Et il roulait autour de ses flancs le manteau que la bise secouait.

Le brouillard courait sur la bruyère ; des bandes de corbeaux en rayaient la masse grise d’un vol sinistre et lourd.

Un cavalier passa comme un fantôme sur la route, puis un autre, puis un troisième ; et tous trois se réunirent en avant de manière à ne former qu’un seul groupe.

Ils précédaient M. de la Guerche et Renaud d’une centaine de pas.

Magnus jeta les yeux sur l’extrémité d’une gorge que leur petite troupe venait de traverser.

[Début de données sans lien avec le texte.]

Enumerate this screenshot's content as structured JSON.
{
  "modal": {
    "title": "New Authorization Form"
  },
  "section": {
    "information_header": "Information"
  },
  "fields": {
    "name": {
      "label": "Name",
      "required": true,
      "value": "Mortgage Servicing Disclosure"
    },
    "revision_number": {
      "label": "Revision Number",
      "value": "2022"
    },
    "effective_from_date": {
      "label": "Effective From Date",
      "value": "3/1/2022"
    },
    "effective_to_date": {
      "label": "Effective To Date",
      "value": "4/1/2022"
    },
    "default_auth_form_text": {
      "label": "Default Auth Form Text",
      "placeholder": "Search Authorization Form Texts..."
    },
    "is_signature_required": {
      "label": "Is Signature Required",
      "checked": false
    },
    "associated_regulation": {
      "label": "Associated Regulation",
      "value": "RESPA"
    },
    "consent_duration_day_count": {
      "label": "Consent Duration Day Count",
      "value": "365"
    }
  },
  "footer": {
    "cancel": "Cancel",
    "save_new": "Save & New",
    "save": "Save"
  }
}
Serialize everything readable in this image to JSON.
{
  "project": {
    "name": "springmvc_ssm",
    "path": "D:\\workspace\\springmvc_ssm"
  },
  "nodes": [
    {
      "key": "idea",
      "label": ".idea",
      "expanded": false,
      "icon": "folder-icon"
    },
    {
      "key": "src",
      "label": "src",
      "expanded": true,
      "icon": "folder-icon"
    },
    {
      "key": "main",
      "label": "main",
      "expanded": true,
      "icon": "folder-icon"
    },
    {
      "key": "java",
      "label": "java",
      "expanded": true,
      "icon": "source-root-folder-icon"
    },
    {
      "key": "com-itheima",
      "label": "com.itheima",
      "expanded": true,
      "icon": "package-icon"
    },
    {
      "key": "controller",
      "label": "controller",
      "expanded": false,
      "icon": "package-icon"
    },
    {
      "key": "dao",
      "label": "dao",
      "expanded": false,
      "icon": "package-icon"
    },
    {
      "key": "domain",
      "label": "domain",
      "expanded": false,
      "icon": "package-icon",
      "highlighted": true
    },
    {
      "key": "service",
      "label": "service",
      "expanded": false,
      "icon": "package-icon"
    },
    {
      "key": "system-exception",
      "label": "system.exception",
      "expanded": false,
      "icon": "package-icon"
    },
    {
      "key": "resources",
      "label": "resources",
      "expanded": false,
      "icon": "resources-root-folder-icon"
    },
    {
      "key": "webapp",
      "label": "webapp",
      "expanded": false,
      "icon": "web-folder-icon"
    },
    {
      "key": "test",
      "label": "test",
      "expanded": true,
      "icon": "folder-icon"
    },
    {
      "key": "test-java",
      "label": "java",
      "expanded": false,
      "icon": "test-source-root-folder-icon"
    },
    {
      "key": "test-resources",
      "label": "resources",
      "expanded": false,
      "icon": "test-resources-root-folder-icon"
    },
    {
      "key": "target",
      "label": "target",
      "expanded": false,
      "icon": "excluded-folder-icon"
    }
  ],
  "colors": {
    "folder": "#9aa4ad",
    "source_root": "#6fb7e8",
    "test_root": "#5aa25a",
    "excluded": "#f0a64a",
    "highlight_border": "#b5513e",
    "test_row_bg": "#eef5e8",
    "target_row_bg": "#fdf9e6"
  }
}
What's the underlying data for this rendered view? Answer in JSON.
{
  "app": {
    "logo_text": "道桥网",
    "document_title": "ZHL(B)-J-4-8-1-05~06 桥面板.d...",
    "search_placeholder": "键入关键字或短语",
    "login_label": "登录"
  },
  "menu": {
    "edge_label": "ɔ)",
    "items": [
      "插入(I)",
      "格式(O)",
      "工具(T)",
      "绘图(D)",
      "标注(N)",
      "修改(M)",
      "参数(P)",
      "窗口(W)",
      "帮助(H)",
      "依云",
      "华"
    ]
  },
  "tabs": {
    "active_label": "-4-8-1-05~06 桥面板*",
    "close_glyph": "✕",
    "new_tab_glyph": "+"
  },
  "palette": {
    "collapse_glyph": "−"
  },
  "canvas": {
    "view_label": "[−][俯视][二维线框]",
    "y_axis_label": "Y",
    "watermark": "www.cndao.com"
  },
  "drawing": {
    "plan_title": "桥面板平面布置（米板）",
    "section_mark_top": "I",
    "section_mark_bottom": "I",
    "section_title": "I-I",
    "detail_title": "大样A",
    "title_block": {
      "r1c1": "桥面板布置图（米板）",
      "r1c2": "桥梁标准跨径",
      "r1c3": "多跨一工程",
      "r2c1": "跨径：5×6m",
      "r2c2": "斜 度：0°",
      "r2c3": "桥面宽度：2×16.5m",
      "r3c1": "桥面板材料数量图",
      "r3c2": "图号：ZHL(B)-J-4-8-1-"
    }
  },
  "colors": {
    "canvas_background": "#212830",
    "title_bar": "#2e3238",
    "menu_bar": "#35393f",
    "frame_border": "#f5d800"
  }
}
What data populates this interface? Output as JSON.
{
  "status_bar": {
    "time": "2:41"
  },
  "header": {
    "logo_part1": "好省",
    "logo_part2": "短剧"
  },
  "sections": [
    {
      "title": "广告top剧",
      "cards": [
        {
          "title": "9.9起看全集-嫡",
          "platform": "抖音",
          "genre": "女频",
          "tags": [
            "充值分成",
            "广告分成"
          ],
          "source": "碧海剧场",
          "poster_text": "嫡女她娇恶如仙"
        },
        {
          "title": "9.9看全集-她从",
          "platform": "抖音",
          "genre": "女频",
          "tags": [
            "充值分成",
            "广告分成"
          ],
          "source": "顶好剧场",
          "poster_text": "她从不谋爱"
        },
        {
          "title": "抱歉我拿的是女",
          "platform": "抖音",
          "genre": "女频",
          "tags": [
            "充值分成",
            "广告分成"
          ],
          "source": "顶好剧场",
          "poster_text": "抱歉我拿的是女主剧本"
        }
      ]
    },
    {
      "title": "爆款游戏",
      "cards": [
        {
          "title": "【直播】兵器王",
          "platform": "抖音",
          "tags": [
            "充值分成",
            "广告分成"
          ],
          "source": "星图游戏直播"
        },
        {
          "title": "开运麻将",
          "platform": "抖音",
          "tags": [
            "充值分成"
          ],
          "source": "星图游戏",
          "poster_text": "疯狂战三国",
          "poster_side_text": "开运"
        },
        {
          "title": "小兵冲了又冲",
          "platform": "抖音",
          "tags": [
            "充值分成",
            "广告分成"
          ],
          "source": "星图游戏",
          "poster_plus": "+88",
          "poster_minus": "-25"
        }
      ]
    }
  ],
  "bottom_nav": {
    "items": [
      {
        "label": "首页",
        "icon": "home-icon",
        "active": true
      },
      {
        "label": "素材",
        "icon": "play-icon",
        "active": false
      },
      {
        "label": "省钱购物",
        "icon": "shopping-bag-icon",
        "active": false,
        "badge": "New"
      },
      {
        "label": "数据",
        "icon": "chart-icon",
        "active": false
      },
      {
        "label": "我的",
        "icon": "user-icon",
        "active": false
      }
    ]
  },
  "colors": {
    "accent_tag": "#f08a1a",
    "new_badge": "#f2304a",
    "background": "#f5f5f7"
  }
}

Il aperçut au loin, presque effacés dans la brume, trois cavaliers qui marchaient au pas.

« Six en tout, pensa-t-il, ce n’est rien encore. »

Cependant il dégagea son bras droit et s’assura que ses pistolets jouaient librement dans leurs fontes.

Presque aussitôt, Rudiger, qui venait d’en faire autant et qui regardait de côté et d’autre, remarqua sur la droite, dans la plaine, où rampait un taillis bas, trois autres cavaliers dont la tête et les épaules saillaient du milieu des branches.

— Neuf, dit-il en les désignant à son voisin.

Magnus tourna rapidement les yeux du côté d’un bois qui s’étendait sur la gauche et dont leur petite troupe côtoyait la lisière.

L’obscurité s’y faisait plus noire ; cependant, parmi les troncs pâles des bouleaux, il distingua trois ombres qui se glissaient dans l’épaisseur muette du bois.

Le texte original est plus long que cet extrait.